The main body of the semicircular vestment appears to have been made in Italy around the year 1480. Its orphrey, or ornamented border, was probably Flemish in origin and consists of six embroidered panels.

The hood depicts the Adoration of the Magi, from which the cope derives its name, and other scenes depicted include the visit of the Queen of Sheba to King Solomon.

The earliest historical reference to this extremely rare vestment was found by Waterford historians in the will of the dean of the medieval Catholic cathedral, John Collyn, dated 1481.

It passed to the Protestant bishop during the Reformation, and references in the city archives indicate that the Corporation was given custody of it in the late 16th century, in pledge for a sum of £400.

The Corporation has a letter, dated 1637, in which Lord Deputy Wentworth (who was later beheaded by the Cromwellians) demanded the return of the cope.

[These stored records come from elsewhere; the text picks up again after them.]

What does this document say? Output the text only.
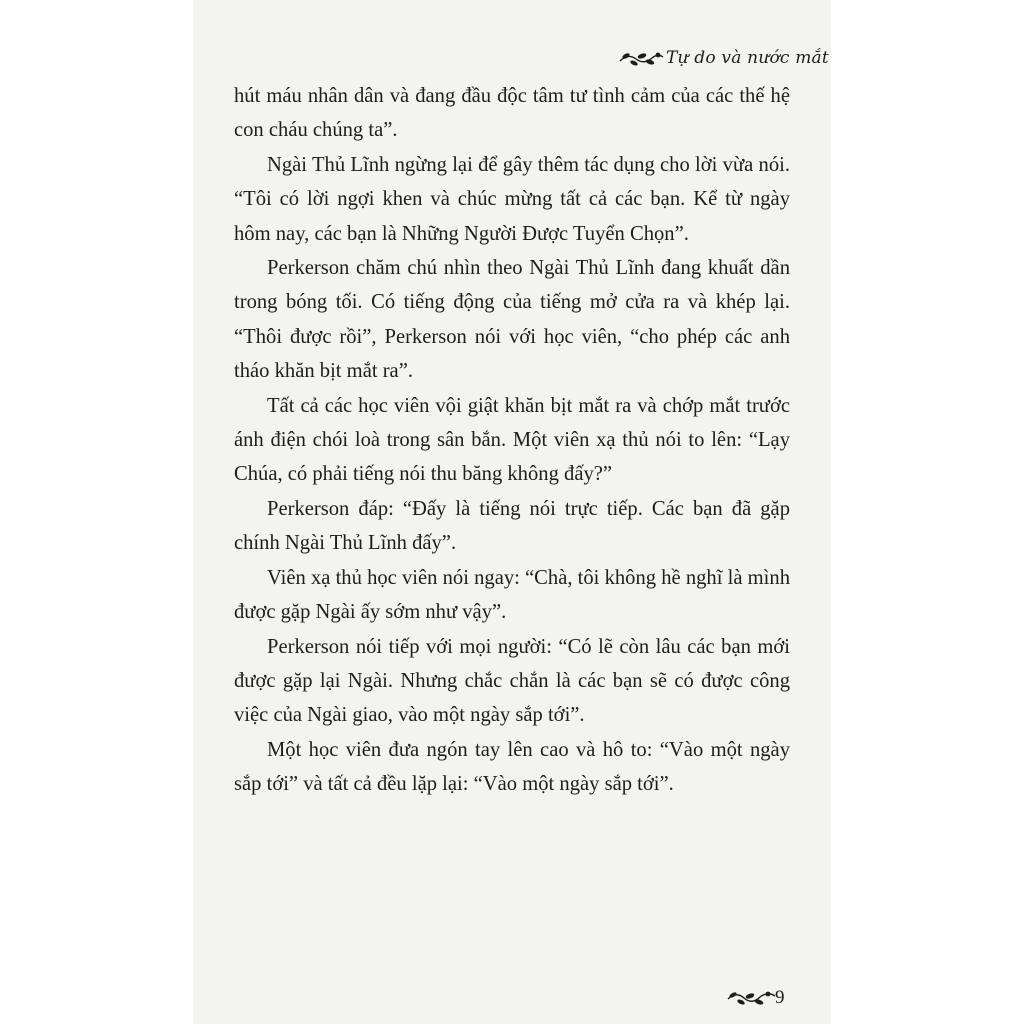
Tự do và nước mắt

hút máu nhân dân và đang đầu độc tâm tư tình cảm của các thế hệ con cháu chúng ta”.

Ngài Thủ Lĩnh ngừng lại để gây thêm tác dụng cho lời vừa nói. “Tôi có lời ngợi khen và chúc mừng tất cả các bạn. Kể từ ngày hôm nay, các bạn là Những Người Được Tuyển Chọn”.

Perkerson chăm chú nhìn theo Ngài Thủ Lĩnh đang khuất dần trong bóng tối. Có tiếng động của tiếng mở cửa ra và khép lại. “Thôi được rồi”, Perkerson nói với học viên, “cho phép các anh tháo khăn bịt mắt ra”.

Tất cả các học viên vội giật khăn bịt mắt ra và chớp mắt trước ánh điện chói loà trong sân bắn. Một viên xạ thủ nói to lên: “Lạy Chúa, có phải tiếng nói thu băng không đấy?”

Perkerson đáp: “Đấy là tiếng nói trực tiếp. Các bạn đã gặp chính Ngài Thủ Lĩnh đấy”.

Viên xạ thủ học viên nói ngay: “Chà, tôi không hề nghĩ là mình được gặp Ngài ấy sớm như vậy”.

Perkerson nói tiếp với mọi người: “Có lẽ còn lâu các bạn mới được gặp lại Ngài. Nhưng chắc chắn là các bạn sẽ có được công việc của Ngài giao, vào một ngày sắp tới”.

Một học viên đưa ngón tay lên cao và hô to: “Vào một ngày sắp tới” và tất cả đều lặp lại: “Vào một ngày sắp tới”.

9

It was apparently hidden for safekeeping during the Cromwellian invasion, and when rediscovered in 1777 it was presented by the then Church of Ireland bishop to the Catholic dean as an ecumenical gesture.

The present Catholic bishop, Dr William Lee, has now approved the transfer of the cope from the National Museum on loan to the Corporation for display in the new heritage centre.

The pre-Reformation vestment, which has been dated by experts from London's Victoria and Albert Museum, will be displayed along with another highly treasured item in the civic regalia of Waterford, the "cap of maintenance" sent by Henry VIII to the mayor of the city in the mid16th century.